/facebook-crawling

Crawling id, user info, content, date, comments and replies of posts in a Facebook page

Primary LanguagePython

Facebook crawling with random proxy servers

Crawling id, user info, content, date, comments and replies of posts in a Facebook page

Demo: https://www.youtube.com/watch?v=Fx0UWOzYsig

Overview:

I. Features:

  1. Getting information of posts.
  2. Filtering comments.
  3. Not required sign in.
  4. Checking redirect
  5. Running with Incognito window.
  6. Simplifying browser to minimize time complexity.
  7. Hiding IP address to prevent from banning by:

II. Weaknesses:

  • Unable to handle some failed responses. Example: RATE LIMIT EXCEEDED response (Facebook prevents from loading more), ...
  • Usually failed to collect replies.
  • Quite slow when running with a large number of loading more.

III. Result:

  • To archive large number of comments results:

    • Load more posts to collect more comments in case failed to view more comments / replies.
    • Should use browser without headless to detect failed responses.
  • Lastest run on Firefox with Incognito windows using HTTP Request Randomizer:

Data Field:
{
    "url": "",
    "id": "",
    "utime": "",
    "text": "",
    "total_shares": "",
    "total_cmts": "",
    "reactions": [],
    "crawled_cmts": [
        {
            "id": "",
            "utime": "",
            "user_url": "",
            "user_id": "",
            "user_name": "",
            "text": "",
            "replies": [
                {
                    "id": "",
                    "utime": "",
                    "user_url": "",
                    "user_id": "",
                    "user_name": "",
                    "text": ""
                }
            ]
        }
    ]
}

Usage:

I. Install libraries:

pip install -r requirements.txt

II. Customize variables in crawler.py:

  1. Running browser:

    • PAGE_URL: url of Facebook page.

    • TOR_PATH: use proxy with Tor for WINDOWS / MAC / LINUX / NONE:

    • BROWSER_OPTIONS: run scripts using CHROME / FIREFOX.

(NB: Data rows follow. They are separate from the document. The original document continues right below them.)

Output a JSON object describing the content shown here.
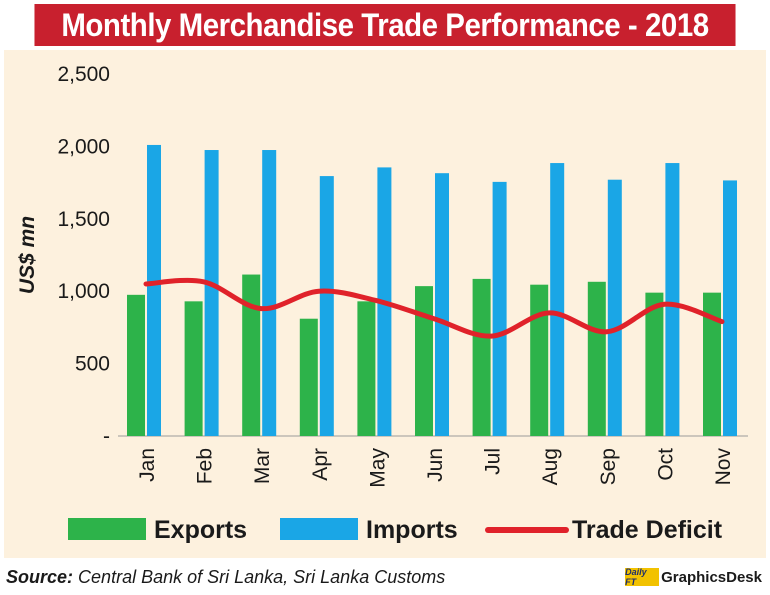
{
  "title": "Monthly Merchandise Trade Performance - 2018",
  "source_label": "Source:",
  "source_text": "Central Bank of Sri Lanka, Sri Lanka Customs",
  "credit_logo": "Daily FT",
  "credit_text": "GraphicsDesk",
  "colors": {
    "title_bg": "#c8202e",
    "panel_bg": "#fdf1de",
    "exports": "#2db34a",
    "imports": "#1aa6e6",
    "deficit": "#e0222a"
  },
  "chart_data": {
    "type": "bar",
    "title": "Monthly Merchandise Trade Performance - 2018",
    "ylabel": "US$ mn",
    "xlabel": "",
    "ylim": [
      0,
      2500
    ],
    "yticks": [
      0,
      500,
      1000,
      1500,
      2000,
      2500
    ],
    "ytick_labels": [
      "-",
      "500",
      "1,000",
      "1,500",
      "2,000",
      "2,500"
    ],
    "grid": false,
    "legend_position": "bottom",
    "categories": [
      "Jan",
      "Feb",
      "Mar",
      "Apr",
      "May",
      "Jun",
      "Jul",
      "Aug",
      "Sep",
      "Oct",
      "Nov"
    ],
    "series": [
      {
        "name": "Exports",
        "type": "bar",
        "color": "#2db34a",
        "values": [
          975,
          930,
          1115,
          810,
          930,
          1035,
          1085,
          1045,
          1065,
          990,
          990
        ]
      },
      {
        "name": "Imports",
        "type": "bar",
        "color": "#1aa6e6",
        "values": [
          2010,
          1975,
          1975,
          1795,
          1855,
          1815,
          1755,
          1885,
          1770,
          1885,
          1765
        ]
      },
      {
        "name": "Trade Deficit",
        "type": "line",
        "color": "#e0222a",
        "values": [
          1050,
          1065,
          880,
          1000,
          935,
          810,
          690,
          850,
          720,
          910,
          790
        ]
      }
    ]
  }
}
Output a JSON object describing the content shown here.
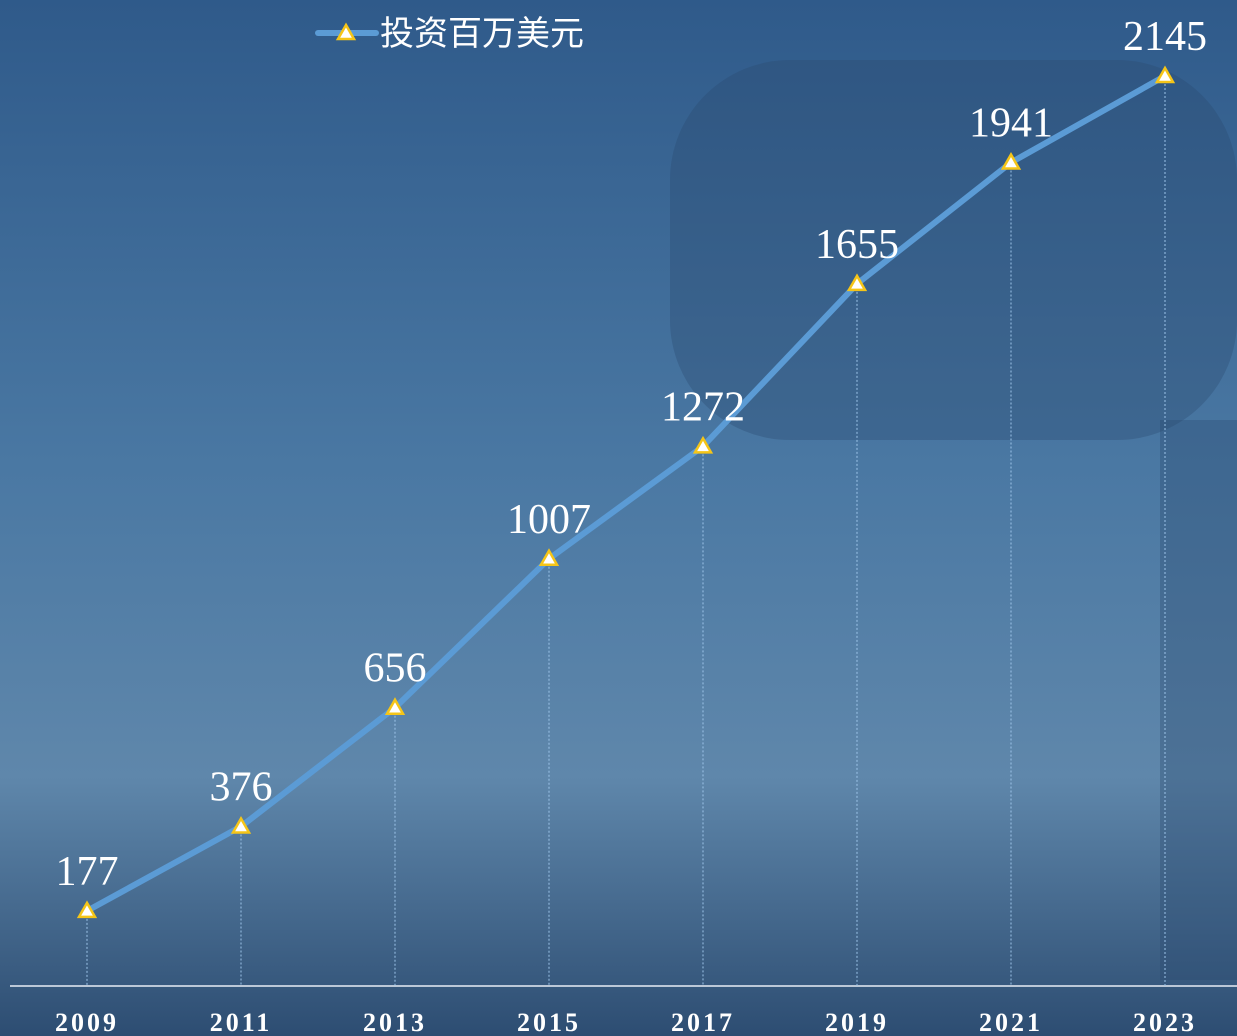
{
  "chart_data": {
    "type": "line",
    "categories": [
      "2009",
      "2011",
      "2013",
      "2015",
      "2017",
      "2019",
      "2021",
      "2023"
    ],
    "series": [
      {
        "name": "投资百万美元",
        "color": "#5b9bd5",
        "values": [
          177,
          376,
          656,
          1007,
          1272,
          1655,
          1941,
          2145
        ]
      }
    ],
    "marker": "triangle",
    "marker_color": "#f5c518"
  }
}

    • PRIVATE: run with private mode:

      • Prevent Selenium detection ➩ navigator.driver must be undefined (check in Dev Tools).
      • Start browser with Incognito / Private Window.
    • USE_PROXY: run with proxy or not. If True ➩ check:

    • HEADLESS: run with headless browser or not.

    • SPEED_UP: simplify browser for minizing loading time:

      • With Chrome :
      # Disable loading image, CSS, ...
      browser_options.add_experimental_option('prefs', {
          "profile.managed_default_content_settings.images": 2,
          "profile.managed_default_content_settings.stylesheets": 2,
          "profile.managed_default_content_settings.cookies": 2,
          "profile.managed_default_content_settings.geolocation": 2,
          "profile.managed_default_content_settings.media_stream": 2,
          "profile.managed_default_content_settings.plugins": 1,
          "profile.default_content_setting_values.notifications": 2,
      })
      • With Firefox :
      # Disable loading image, CSS, Flash
      browser_options.set_preference('permissions.default.image', 2)
      browser_options.set_preference('permissions.default.stylesheet', 2)
      browser_options.set_preference('dom.ipc.plugins.enabled.libflashplayer.so', 'false')
  2. Loading page:

    • SCROLL_DOWN: number of times to scroll for view more posts.
    • FILTER_CMTS_BY: filter comments by MOST_RELEVANT / NEWEST / ALL_COMMENTS.
    • VIEW_MORE_CMTS: number of times to click view more comments.
    • VIEW_MORE_REPLIES: number of times to click view more replies.

III. Start running:

python crawler.py
  • Most of my success tests was on Firefox with HTTP Request Randomizer proxy server
  • If this is first time using these scripts, you can run without proxy server several times to achieve higher speed until Facebook requires to sign in
  • Run at sign out state, cause some CSS Selectors will be different as sign in.
  • With some proxies, it might be quite slow or required to sign in.
  • Each post will be written line by line when completed.

Test proxy server:

  1. With HTTP Request Randomizer:
from browser import *
page_url = 'http://check.torproject.org'
proxy_server = random.choice(proxies).get_address()
browser_options = BROWSER_OPTIONS.FIREFOX

setup_free_proxy(page_url, proxy_server, browser_options)
# kill_browser()
  1. With Tor Relays:
from browser import *
page_url = 'http://check.torproject.org'
tor_path = TOR_PATH.WINDOWS
browser_options = BROWSER_OPTIONS.FIREFOX

setup_tor_proxy(page_url, tor_path, browser_options)
# kill_browser()